A strong proponent of closer India-US ties since his days as a senator in the 1970s, US President-elect Joe Biden had played a key role in getting the approval of the Senate for the civil nuclear deal between the two countries in 2008 and even co-sponsored several legislations on countering terrorism.
In August 2001, Biden, as the chairman of the Senate Foreign Relations Committee, wrote a letter to the then President George W Bush calling for the removal of sanctions against India.
In the midst of hectic negotiations between the two countries to conclude the civil nuclear deal, Biden was a critical ally for India in the Senate
The deal had laid a strong foundation for the deepening of ties between the two leading democracies.
"Biden was Vice President under President Barack Obama and he was very much part of the development of the relationship. The Indo-Pacific partnership took off under Obama," said noted strategic affairs expert P S Raghavan.
Prime Minister Narendra Modi, in a congratulatory tweet on Saturday night, mentioned Biden's "critical and invaluable" contribution in strengthening the Indo-US relations during his tenure as Vice President and said he was looking forward to working closely together once again to take ties to greater heights.
As Vice President, Biden visited India in July 2013 on a four-day trip. He called on the then President Pranab Mukherjee, met the then Vice President Hamid Ansari and visited Gandhi Smriti Museum in Delhi.
He also visited Mumbai where he met a group of business leaders at a round table and delivered a policy speech at the Bombay Stock Exchange.
During Prime Minister Modi's visit to the US in September 2014, Vice President Biden hosted lunch for him.
The strategic and defence ties between India and the US witnessed major expansion during Barack Obama's presidency and Biden had played a key role in it.
It was the Obama administration in 2016 which designated India as a “Major Defense Partner” of the US intending to elevate defence trade and technology sharing to a level commensurate with that of its closest allies and partners.
The Obama administration had supported India’s claim to permanent membership of the UN Security Council and significantly boosted cooperation with India to fight terrorism.
In his campaign documents, Biden spoke about his vision for the US-India partnership as well as on standing with India in facing threats in the region.

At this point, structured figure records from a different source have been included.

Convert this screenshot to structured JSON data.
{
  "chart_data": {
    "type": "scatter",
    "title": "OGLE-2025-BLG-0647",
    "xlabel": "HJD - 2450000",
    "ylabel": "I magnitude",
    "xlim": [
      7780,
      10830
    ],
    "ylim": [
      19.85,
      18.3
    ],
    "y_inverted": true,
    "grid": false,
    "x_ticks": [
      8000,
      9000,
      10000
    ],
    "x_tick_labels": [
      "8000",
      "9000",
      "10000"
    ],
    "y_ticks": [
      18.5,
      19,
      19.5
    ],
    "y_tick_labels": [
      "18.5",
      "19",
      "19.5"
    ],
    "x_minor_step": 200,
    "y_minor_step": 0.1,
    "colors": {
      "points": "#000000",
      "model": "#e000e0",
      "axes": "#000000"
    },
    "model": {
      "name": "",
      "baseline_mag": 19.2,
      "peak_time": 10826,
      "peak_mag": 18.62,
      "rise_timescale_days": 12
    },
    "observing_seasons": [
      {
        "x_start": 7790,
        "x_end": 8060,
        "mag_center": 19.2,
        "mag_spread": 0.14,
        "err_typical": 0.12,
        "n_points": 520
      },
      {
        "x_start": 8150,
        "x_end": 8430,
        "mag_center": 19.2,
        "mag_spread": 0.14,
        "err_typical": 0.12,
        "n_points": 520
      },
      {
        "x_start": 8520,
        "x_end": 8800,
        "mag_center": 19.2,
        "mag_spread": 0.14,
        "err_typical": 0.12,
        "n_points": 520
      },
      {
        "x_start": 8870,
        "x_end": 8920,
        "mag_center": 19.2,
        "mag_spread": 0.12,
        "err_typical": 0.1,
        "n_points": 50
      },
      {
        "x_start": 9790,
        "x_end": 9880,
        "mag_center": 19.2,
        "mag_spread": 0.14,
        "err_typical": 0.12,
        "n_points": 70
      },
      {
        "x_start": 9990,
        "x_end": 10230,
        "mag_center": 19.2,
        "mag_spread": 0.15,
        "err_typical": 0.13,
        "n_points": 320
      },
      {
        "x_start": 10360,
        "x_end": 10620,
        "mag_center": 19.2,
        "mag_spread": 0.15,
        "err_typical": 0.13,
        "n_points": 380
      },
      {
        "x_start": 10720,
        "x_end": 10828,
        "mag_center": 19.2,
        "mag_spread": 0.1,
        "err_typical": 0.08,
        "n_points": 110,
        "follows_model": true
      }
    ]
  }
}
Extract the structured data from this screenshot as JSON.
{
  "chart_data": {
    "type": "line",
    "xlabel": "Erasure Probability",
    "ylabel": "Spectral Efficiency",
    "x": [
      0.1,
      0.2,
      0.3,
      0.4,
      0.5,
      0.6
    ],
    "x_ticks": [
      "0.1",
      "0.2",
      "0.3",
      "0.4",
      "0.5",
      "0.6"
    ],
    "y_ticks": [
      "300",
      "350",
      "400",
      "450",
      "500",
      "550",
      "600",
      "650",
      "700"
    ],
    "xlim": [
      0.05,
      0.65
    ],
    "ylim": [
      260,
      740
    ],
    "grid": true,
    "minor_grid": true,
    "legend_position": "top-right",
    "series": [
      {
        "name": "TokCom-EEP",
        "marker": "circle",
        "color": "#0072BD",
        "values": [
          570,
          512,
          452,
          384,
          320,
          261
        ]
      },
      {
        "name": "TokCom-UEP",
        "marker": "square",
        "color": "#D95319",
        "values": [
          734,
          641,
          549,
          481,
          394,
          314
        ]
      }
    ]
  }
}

"I see continuity and absolutely no hiccups along the way. There will definitely be a change in nuance in the approach. There was a great deal of emphasis on the strategic dimension of the relations under President Donald Trump that will continue under Biden," said Raghavan.
The ties between India and the US have witnessed a major expansion in the last few years.
The nearly four-million-strong Indian diaspora in the US has played an important role in this regard.
The US is India's largest trading partner, with a combined value of trade in goods and services at USD 149 billion in 2019.
As of 2019, US direct investments in India were estimated at about USD 45.9 billion, whereas Indian foreign direct investment in the US was estimated at USD 16.7 billion.
The bilateral Strategic Energy Partnership (SEP) has also witnessed increasing diversification across both conventional and renewable energy sources. With India importing crude and LNG from the US in recent years, the US has emerged as a key partner for India's energy security.
The two countries elevated the ties to a Comprehensive Global Strategic Partnership in February 2020.
In the defence and strategic sphere, their cooperation has witnessed significant expansion.
The two countries inked the Logistics Exchange Memorandum of Agreement (LEMOA) in 2016 that allows their militaries to use each other's bases for repair and replenishment of supplies as well as provide for deeper cooperation.
The two countries signed another pact called COMCASA (Communications Compatibility and Security Agreement) in 2018 that provides for interoperability between the two militaries and provides for the sale of high-end technology from the US to India.
Last month, both sides inked the Basic Exchange and Cooperation Agreement (BECA) that provides for the sharing of high-end military technology, geospatial maps and classified satellite data between their militaries.